Les forces vives des peuples paraissent d'autant plus dangereuses, pour leur bonheur et leur puissance, qu'elles sont plus accumulées par l'inaction.

Il faut que les nations, aussi bien que l'homme, soient sérieusement occupées, sinon elles emploient mal leurs puissantes facultés trop longtemps oisives.

355. Pendant la paix, chacun développe son énergie, son intelligence dans les affaires; on voit grandir des réputations, des moyens d'influence et d'action, dont aucuns ne sont à la disposition du Pouvoir; celui-ci reste privé, ainsi que ses principaux agents, de la force que donne une activité fécondante; alors les gouvernements désarment plus encore vis-à-vis les mauvaises passions que contre l'extérieur; ils perdent une partie de leur puissance; ils détendent leurs ressorts.

La guerre autorise, oblige même l'État à réunir, augmenter, entretenir, perfectionner, mettre en action tous ses moyens; alors lui et ses agents occupent presque seuls la scène; les réputations, les influences sont exclusivement son partage: la force morale et l'héroïsme deviennent sa base inébranlable.

La guerre emploie au dehors les forces matérielles d'une nation, donne une noble direction à ses forces morales.

Une lutte longue et désastreuse épuise un empire; la paix prolongée lui donne, en dehors du pouvoir, un excédent de vie, de célébrités ou d'influences qui pourraient le rendre ingouvernable.

356. On a fait observer que ces préoccupations extérieures seraient indispensables là où les révolutions auraient tout détruit, tout uniformisé: à défaut d'antagonisme de classes, de sectes, de professions, de corporations, de pouvoirs, de provinces, on verrait les passions d'autant plus violentes, qu'après avoir davantage renversé, elles seraient sans frein: ne sachant plus où se prendre, puisqu'il ne resterait rien d'humain à combattre ou à détruire, elles en viendraient, peut-être, à attaquer les éternelles et divines conditions de l'existence des sociétés, qui seules subsisteraient: la famille, la propriété, la religion.

Les voeux de paix universelle et de désarmement sont donc irréalisables.

Jusqu'à ce jour, l'humanité a vécu par la famille; par les nationalités et les religions diverses.

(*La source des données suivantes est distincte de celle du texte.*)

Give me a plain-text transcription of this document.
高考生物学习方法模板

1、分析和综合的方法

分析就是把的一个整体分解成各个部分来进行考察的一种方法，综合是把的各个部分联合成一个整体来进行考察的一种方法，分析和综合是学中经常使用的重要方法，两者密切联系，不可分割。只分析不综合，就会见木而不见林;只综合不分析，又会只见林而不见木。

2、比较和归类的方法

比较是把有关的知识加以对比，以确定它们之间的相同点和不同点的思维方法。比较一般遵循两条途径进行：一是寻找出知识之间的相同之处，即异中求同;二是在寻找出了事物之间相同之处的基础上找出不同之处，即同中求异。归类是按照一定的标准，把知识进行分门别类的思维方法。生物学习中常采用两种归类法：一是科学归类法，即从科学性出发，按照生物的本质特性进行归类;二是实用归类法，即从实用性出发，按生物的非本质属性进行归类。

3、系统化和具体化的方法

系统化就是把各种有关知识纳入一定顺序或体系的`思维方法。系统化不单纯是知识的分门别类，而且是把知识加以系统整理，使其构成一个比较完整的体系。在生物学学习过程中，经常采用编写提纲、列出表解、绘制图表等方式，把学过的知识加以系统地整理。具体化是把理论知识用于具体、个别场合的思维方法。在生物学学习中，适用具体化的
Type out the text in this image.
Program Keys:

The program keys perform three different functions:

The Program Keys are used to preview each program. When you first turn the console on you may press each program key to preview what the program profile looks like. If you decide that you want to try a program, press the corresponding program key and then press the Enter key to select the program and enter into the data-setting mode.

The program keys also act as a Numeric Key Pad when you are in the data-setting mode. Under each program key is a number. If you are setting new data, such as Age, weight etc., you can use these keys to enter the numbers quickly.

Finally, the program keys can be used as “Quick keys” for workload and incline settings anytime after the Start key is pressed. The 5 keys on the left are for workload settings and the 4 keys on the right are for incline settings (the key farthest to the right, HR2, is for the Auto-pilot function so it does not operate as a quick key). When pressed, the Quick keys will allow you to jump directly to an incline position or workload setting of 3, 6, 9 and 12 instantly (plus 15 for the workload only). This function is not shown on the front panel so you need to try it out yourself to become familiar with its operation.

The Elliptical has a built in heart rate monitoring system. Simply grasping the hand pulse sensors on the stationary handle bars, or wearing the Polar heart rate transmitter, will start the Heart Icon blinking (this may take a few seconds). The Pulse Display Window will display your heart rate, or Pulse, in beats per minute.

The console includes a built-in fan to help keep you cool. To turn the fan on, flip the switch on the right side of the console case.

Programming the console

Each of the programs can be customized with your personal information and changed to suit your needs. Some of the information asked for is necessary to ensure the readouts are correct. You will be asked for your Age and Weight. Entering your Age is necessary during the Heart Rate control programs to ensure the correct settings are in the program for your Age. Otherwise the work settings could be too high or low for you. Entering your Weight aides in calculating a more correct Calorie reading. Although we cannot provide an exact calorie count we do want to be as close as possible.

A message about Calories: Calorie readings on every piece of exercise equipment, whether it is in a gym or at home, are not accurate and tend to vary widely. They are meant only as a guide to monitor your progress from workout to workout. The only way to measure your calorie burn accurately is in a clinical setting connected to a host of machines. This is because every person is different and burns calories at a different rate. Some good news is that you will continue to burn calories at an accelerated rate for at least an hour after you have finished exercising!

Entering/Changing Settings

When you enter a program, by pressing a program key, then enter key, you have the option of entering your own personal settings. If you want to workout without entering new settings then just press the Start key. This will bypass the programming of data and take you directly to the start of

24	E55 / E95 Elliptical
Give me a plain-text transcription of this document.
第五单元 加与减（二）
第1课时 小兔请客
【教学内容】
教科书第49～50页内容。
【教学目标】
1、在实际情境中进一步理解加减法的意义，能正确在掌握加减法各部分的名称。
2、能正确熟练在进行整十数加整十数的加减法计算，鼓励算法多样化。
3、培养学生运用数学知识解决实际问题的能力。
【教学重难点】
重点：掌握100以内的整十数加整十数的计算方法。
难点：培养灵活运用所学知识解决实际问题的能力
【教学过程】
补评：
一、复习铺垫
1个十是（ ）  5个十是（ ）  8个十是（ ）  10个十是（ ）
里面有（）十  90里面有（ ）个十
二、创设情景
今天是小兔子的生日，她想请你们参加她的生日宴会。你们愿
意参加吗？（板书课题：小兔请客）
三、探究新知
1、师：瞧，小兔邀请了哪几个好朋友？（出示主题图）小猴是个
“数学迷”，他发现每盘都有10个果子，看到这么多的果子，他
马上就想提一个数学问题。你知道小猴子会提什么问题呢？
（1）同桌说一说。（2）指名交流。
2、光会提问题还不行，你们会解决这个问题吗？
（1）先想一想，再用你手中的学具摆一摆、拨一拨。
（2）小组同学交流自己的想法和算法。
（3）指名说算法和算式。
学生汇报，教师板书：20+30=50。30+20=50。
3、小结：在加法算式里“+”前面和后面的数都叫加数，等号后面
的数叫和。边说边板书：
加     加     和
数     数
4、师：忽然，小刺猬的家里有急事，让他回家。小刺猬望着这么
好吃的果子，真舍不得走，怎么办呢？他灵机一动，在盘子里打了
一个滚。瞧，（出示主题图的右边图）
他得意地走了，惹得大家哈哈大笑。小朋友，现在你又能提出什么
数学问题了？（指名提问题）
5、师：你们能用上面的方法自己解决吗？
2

Vouloir abaisser toutes les barrières, détruire toutes les nuances qui différencient, qui classent, qui facilitent l'équilibre du monde par l'antagonisme de ses parties; qui assurent le progrès indéfini de l'humanité par la concurrence, par la division du travail dans l'acception la plus élevée, la plus générale de ces deux mots, ce serait préparer la barbarie.

De tous les antagonismes, le moins dangereux, le plus indispensable pour le bonheur de l'humanité, c'est celui qui résulte de l'esprit de patriotisme; loi divine du la famille appliquée à l'harmonie de l'univers.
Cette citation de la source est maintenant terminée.